As for history of the region, it has apparently been producing wine since Roman times, and currently has nine producers.  Domaine des Hauts Baigneux only dates back to 2013 when old friends (but not old guys) Nicolas Grosbois and Philippe Mesnier purchased 12 hectares of grapes.  They immediately began farming all the vines organically, and set about on an ambitious project to reintroduce the wines of Azay-le-Rideau to a thirsty world.  As you might expect with a varietal as transparent as Chenin Blanc, the fermentation is done with natural yeasts only and there is minimal intervention in the cellar including limited to no use of sulfites in bottling.

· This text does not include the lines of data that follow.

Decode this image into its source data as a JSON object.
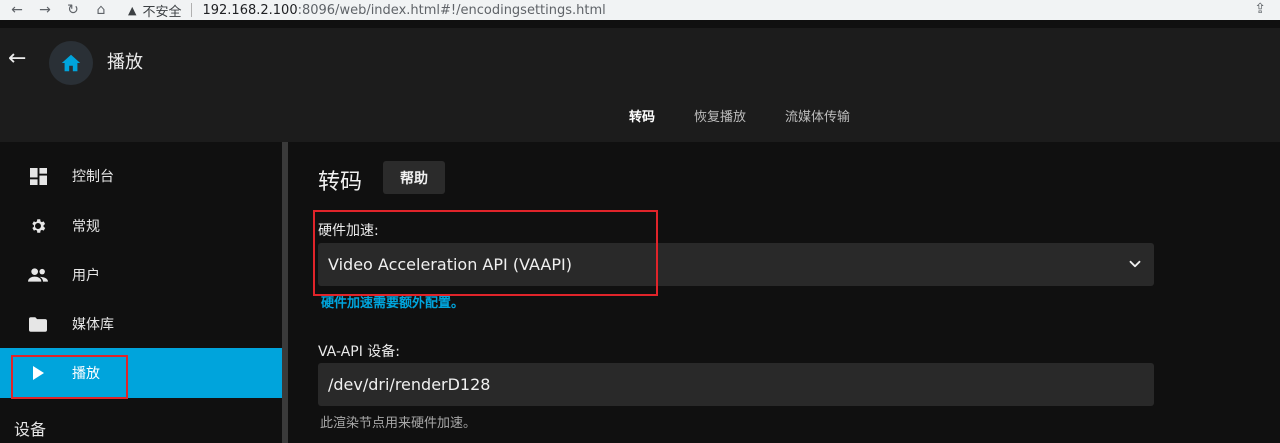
{
  "browser": {
    "insecure_label": "不安全",
    "url_host": "192.168.2.100",
    "url_path": ":8096/web/index.html#!/encodingsettings.html"
  },
  "header": {
    "title": "播放"
  },
  "tabs": [
    {
      "label": "转码",
      "active": true
    },
    {
      "label": "恢复播放",
      "active": false
    },
    {
      "label": "流媒体传输",
      "active": false
    }
  ],
  "sidebar": {
    "items": [
      {
        "label": "控制台",
        "icon": "dashboard-icon"
      },
      {
        "label": "常规",
        "icon": "gear-icon"
      },
      {
        "label": "用户",
        "icon": "users-icon"
      },
      {
        "label": "媒体库",
        "icon": "folder-icon"
      },
      {
        "label": "播放",
        "icon": "play-icon",
        "active": true
      }
    ],
    "section_label": "设备"
  },
  "main": {
    "title": "转码",
    "help_label": "帮助",
    "hw_label": "硬件加速:",
    "hw_value": "Video Acceleration API (VAAPI)",
    "hw_hint": "硬件加速需要额外配置。",
    "device_label": "VA-API 设备:",
    "device_value": "/dev/dri/renderD128",
    "device_hint": "此渲染节点用来硬件加速。"
  },
  "colors": {
    "accent": "#00a4dc",
    "highlight": "#e0242a",
    "background": "#101010",
    "header": "#1c1c1c"
  }
}
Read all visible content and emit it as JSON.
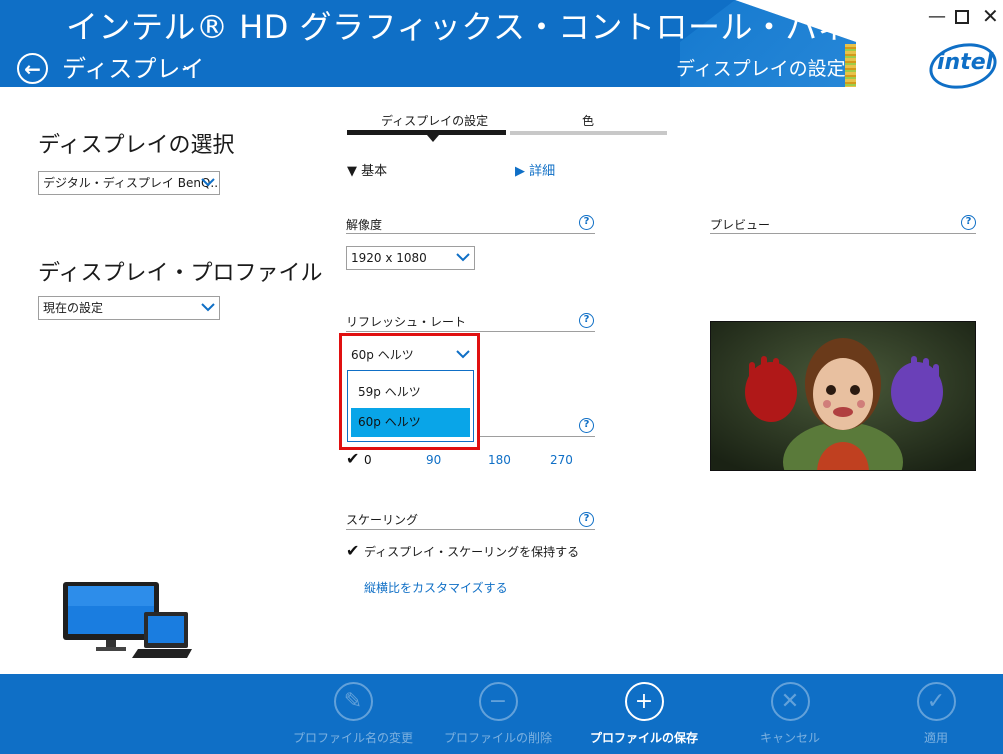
{
  "header": {
    "app_title": "インテル® HD グラフィックス・コントロール・パネル",
    "section": "ディスプレイ",
    "subtitle": "ディスプレイの設定",
    "brand": "intel"
  },
  "left": {
    "display_select_heading": "ディスプレイの選択",
    "display_select_value": "デジタル・ディスプレイ BenQ...",
    "profile_heading": "ディスプレイ・プロファイル",
    "profile_value": "現在の設定"
  },
  "tabs": [
    {
      "label": "ディスプレイの設定"
    },
    {
      "label": "色"
    }
  ],
  "modes": {
    "basic": "基本",
    "advanced": "詳細"
  },
  "resolution": {
    "label": "解像度",
    "value": "1920 x 1080"
  },
  "refresh": {
    "label": "リフレッシュ・レート",
    "value": "60p ヘルツ",
    "options": [
      "59p ヘルツ",
      "60p ヘルツ"
    ]
  },
  "rotation": {
    "options": [
      "0",
      "90",
      "180",
      "270"
    ]
  },
  "scaling": {
    "label": "スケーリング",
    "keep_option": "ディスプレイ・スケーリングを保持する",
    "customize_link": "縦横比をカスタマイズする"
  },
  "preview": {
    "label": "プレビュー"
  },
  "footer": {
    "buttons": [
      {
        "label": "プロファイル名の変更",
        "enabled": false
      },
      {
        "label": "プロファイルの削除",
        "enabled": false
      },
      {
        "label": "プロファイルの保存",
        "enabled": true
      },
      {
        "label": "キャンセル",
        "enabled": false
      },
      {
        "label": "適用",
        "enabled": false
      }
    ]
  },
  "colors": {
    "intel_blue": "#0f6fc6",
    "selection": "#09a5e8",
    "highlight_frame": "#e01010"
  }
}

This is our first go-round with Hauts Baigneaux so we aren’t sure how much the 2015 vintage had to do with these fresh, pristine wines.  As such, we aren’t ready to declare these guys the second coming of Huet or Chidaine, but the wines impressed the heck out of us.

The Hauts Baigneux Touraine Azay-le-Rideau Blanc Chenin 2015 comes from two vineyards, one in Hauts Baigneaux and one in Sache, with vines  30 to 60 years of age.  The grapes were harvested by hand and fermented in demi-muids (600-liter barrels roughly 2.5 times the size of a ‘regular’ barrel, probably ‘neutral’ in this case).  The wine then spent 18 months in contact with the lies in a combination of demi-muids, concrete ‘eggs’ and regular barriques.

This shows classic Chenin flavors of peach, apricot and quince, hints of honey and vanilla, with a good bit of subtle but insistent minerality underlying everything.  There is a pleasing, slight waxiness to the texture approximating physical fruit, and a precise, restrained clean nip of acidity.   The style here we would describe as demi-demi-sec, which hits the perfect note.  Some bone dry Chenins can be bitter in the finish, and some demi-secs can be a touch sweet.  This one strikes the just the right chord and the acid gives it just the right tension.  This will age as well, too, only 300 cases made.

Hauts Baigneux Clos des Brancs Touraine Azay-le-Rideau 2015 comes from a single, one hectare plot in the Sache parcel, again with 30-60 year old vines surround by a wall (hence the clos thing).  It is the absolute best parcel according to the domain, near the top of the hill and with a distinctly rockier profile.  This wine is also done in neutral oak and concrete eggs, and the more specific terroir shows and even more insistent minerality than the Blanc Chenin with subtle whiffs of toast from the lees.

If you are a fan of great Chenin Blanc and the names we mentioned earlier, these wines are a find and they might well turn out to be the next big things with a couple more vintages under their belt.